14/04/15

O Mar de Galeano

Eduardo Galeano partiu nesta semana. O escritor uruguaio fará falta por aqui. Seu texto preciso, enxuto e certeiro, suas histórias de gente simples em momentos singelos e de rara beleza farão muita falta. Sua visão de mundo, tão particular, tão poética, capaz de captar o belo, a tristeza, a melancolia e a alegria em cenas triviais, por certo não será esquecida tão facilmente.
Lendo Galeano vez por outra me questiono: afinal, como pode enxergar o que enxerga de modo tão diferente? Como meus olhos não conseguem captar o que ele capta? Claro, cada um de nós vê o mundo não somente com os olhos. As imagens vão se misturando com os cheiros, sabores, sensações, sentimentos e instintos que são nossos, que foram granjeados ao longo de nossa caminhada. Toda esta mistura vai agindo de modo silencioso. E, a partir disso, vamos montando nosso mundinho. Território próprio e intransferível.
Quantos de nós temos predileção pelo mar?

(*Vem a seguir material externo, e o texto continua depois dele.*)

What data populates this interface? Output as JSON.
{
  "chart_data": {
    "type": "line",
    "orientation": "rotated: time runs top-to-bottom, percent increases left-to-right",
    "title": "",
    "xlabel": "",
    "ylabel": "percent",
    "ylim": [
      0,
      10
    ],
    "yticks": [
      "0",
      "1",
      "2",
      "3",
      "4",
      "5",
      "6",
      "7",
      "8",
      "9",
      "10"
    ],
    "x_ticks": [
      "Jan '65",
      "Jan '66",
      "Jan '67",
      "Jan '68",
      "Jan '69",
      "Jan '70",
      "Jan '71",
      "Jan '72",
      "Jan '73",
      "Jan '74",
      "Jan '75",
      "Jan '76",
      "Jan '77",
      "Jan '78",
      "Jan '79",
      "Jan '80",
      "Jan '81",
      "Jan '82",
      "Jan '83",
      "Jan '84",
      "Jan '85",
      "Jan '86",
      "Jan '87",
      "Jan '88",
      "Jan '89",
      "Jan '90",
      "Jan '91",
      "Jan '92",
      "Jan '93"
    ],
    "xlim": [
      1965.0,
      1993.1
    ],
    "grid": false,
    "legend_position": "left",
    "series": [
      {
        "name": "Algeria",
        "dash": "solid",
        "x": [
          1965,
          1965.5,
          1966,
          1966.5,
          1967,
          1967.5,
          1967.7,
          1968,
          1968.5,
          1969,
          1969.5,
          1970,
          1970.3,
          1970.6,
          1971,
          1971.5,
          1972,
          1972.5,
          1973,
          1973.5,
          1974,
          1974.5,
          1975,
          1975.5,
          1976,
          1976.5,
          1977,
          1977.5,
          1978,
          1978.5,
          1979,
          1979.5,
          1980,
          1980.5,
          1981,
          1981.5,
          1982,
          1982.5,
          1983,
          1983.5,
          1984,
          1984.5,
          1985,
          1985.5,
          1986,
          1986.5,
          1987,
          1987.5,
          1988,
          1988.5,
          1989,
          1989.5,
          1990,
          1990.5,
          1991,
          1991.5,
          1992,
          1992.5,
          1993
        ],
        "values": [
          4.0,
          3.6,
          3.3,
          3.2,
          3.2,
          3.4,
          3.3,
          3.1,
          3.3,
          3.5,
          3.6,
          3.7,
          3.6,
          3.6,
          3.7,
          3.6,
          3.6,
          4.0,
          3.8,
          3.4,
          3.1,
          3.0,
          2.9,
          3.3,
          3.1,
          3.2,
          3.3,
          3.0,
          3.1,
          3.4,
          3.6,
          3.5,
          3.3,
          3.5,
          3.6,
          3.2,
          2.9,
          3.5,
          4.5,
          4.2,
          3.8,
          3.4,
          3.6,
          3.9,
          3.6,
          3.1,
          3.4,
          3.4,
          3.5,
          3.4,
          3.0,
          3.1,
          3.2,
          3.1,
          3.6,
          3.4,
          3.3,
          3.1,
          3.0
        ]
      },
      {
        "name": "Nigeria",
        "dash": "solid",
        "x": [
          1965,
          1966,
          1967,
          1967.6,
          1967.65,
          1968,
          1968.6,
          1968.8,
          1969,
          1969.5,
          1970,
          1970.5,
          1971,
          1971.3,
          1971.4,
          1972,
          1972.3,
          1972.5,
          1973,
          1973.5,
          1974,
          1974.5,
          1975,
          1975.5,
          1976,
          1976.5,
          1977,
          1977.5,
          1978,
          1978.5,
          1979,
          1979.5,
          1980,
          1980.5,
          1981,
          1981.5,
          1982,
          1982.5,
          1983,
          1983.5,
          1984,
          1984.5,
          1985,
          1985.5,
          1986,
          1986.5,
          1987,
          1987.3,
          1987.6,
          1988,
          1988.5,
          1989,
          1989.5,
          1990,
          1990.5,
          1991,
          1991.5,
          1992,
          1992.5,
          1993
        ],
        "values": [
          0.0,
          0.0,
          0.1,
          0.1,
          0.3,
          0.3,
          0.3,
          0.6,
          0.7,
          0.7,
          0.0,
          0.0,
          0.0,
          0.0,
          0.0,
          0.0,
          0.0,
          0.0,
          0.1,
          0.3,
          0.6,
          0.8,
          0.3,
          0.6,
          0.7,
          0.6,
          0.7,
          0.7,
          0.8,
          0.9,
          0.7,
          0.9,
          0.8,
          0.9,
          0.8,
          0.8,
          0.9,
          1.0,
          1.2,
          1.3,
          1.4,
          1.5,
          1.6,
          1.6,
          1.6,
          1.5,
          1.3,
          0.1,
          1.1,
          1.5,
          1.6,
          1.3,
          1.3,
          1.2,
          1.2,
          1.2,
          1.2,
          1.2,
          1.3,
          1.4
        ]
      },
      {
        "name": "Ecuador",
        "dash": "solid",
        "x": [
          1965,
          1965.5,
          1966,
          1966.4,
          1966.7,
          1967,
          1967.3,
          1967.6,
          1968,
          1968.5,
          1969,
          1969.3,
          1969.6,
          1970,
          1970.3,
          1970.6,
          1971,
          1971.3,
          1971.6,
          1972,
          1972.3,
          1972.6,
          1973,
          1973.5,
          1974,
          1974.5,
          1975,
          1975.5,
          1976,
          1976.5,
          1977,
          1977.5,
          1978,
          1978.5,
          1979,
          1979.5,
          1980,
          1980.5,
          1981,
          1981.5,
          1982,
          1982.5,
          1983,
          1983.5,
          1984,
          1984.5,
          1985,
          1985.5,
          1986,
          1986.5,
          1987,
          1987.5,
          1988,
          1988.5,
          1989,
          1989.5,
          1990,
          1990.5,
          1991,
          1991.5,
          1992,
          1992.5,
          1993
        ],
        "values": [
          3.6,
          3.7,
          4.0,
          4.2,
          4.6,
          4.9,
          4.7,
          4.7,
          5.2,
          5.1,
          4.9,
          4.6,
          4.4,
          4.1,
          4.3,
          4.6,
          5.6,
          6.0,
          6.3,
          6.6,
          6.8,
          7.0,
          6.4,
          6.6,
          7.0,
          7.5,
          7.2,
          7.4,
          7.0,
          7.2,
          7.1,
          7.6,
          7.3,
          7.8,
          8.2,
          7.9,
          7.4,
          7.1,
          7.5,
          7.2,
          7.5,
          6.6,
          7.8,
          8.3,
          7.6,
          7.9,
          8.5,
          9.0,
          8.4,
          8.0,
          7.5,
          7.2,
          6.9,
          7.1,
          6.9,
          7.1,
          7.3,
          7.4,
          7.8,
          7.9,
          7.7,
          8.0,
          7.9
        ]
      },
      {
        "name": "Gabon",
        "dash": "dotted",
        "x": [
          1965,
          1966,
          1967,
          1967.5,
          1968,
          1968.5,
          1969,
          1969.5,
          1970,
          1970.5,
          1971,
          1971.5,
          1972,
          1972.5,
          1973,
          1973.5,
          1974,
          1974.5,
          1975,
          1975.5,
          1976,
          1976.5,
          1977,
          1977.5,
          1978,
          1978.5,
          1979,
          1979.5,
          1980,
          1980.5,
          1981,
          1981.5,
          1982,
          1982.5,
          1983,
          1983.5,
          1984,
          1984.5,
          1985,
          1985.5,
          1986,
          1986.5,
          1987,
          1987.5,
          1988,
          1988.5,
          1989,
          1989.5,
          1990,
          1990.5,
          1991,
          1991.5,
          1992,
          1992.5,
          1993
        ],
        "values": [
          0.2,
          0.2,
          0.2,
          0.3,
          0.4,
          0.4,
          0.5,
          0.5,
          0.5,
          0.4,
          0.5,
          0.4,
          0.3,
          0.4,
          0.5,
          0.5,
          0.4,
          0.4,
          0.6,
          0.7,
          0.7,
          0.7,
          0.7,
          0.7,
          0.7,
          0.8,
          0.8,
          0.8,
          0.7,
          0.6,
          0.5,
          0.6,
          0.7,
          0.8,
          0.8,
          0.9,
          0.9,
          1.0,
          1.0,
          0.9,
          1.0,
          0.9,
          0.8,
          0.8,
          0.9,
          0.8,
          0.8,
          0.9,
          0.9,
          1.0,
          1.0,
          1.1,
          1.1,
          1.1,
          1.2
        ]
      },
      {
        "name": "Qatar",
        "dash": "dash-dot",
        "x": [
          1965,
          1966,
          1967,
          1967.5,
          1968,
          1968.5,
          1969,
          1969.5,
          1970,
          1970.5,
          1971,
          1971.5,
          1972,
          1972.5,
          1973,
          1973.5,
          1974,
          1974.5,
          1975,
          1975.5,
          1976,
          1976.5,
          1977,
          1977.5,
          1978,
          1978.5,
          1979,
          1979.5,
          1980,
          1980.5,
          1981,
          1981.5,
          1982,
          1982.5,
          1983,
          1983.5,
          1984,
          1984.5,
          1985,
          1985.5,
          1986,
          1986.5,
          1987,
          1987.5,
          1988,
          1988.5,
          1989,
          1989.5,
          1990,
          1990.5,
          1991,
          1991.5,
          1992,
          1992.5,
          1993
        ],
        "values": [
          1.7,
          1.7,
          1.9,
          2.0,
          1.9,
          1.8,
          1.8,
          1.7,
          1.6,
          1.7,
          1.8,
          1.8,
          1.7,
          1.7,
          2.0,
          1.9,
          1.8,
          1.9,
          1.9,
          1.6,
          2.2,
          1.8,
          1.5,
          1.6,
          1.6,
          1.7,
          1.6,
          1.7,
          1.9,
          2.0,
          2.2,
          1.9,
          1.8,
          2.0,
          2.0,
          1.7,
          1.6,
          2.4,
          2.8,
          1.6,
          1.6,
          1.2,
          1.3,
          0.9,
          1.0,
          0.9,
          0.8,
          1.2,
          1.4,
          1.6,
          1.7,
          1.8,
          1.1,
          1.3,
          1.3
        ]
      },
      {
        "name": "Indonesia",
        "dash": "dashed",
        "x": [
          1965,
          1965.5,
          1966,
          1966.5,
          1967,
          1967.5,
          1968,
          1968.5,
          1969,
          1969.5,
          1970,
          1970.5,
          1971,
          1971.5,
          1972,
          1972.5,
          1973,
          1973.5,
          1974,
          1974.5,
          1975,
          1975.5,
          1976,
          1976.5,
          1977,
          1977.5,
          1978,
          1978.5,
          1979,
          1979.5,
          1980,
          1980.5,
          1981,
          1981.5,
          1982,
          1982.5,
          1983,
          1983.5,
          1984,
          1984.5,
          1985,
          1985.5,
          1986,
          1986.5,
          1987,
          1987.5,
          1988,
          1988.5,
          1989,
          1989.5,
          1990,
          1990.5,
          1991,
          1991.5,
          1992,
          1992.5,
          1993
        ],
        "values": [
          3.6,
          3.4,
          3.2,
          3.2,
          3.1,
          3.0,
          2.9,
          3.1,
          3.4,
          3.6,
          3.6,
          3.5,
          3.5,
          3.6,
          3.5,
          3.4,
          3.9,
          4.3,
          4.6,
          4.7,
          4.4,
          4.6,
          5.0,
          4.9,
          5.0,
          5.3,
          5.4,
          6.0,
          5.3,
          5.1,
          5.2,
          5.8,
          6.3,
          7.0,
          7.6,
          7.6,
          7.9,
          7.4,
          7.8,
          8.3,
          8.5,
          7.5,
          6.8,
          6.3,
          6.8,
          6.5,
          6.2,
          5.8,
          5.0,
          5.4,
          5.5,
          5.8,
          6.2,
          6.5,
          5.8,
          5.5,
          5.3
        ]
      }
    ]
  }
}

Imensidão de água límpida, embalada por leve brisa e ondas que vão e voltam num ritmo lento, permanente, incansável e imutável. Claro, podemos incrementar a paisagem. Se gostamos de movimento, podemos incluir aí na cena dezenas de jovens, moços e moças exibindo seus corpos, sarados ou não, suas tatuagens tribais em braços bem torneados, em pernas longilíneas, nas costas ou no peito. Pensando bem, na cena ainda cabe um verdadeiro mar de guarda sóis com propagandas de bancos ou de operadoras de telefonia celular. Vendedores de sorvetes, com suas inafastáveis buzinas que chamam os moleques, sempre atentos a achacar os pais por mais um picolé de uva. E os rapazes que vendem queijo coalho, com aquele cheiro de orégano queimado, também não podem falar.
Evidentemente que mineiros e capixabas também têm o direito de transitar por ali com seus carrinhos improvisados levando toneladas de vestidinhos, blusinhas e saídas de banho tão apreciados pelas meninas, jovens e não tão jovens assim. E as redes, as mantas e as toalhas também estão nos ombros fortes dos suados vendedores.
Eduardo Galeano, por sua vez, vê beleza na imensidão do mar. E, em O Livro dos Abraços, nos faz acompanhar Diego, um menino que é apresentado à imensidão pelo pai. Simples, singelo, direto e belo.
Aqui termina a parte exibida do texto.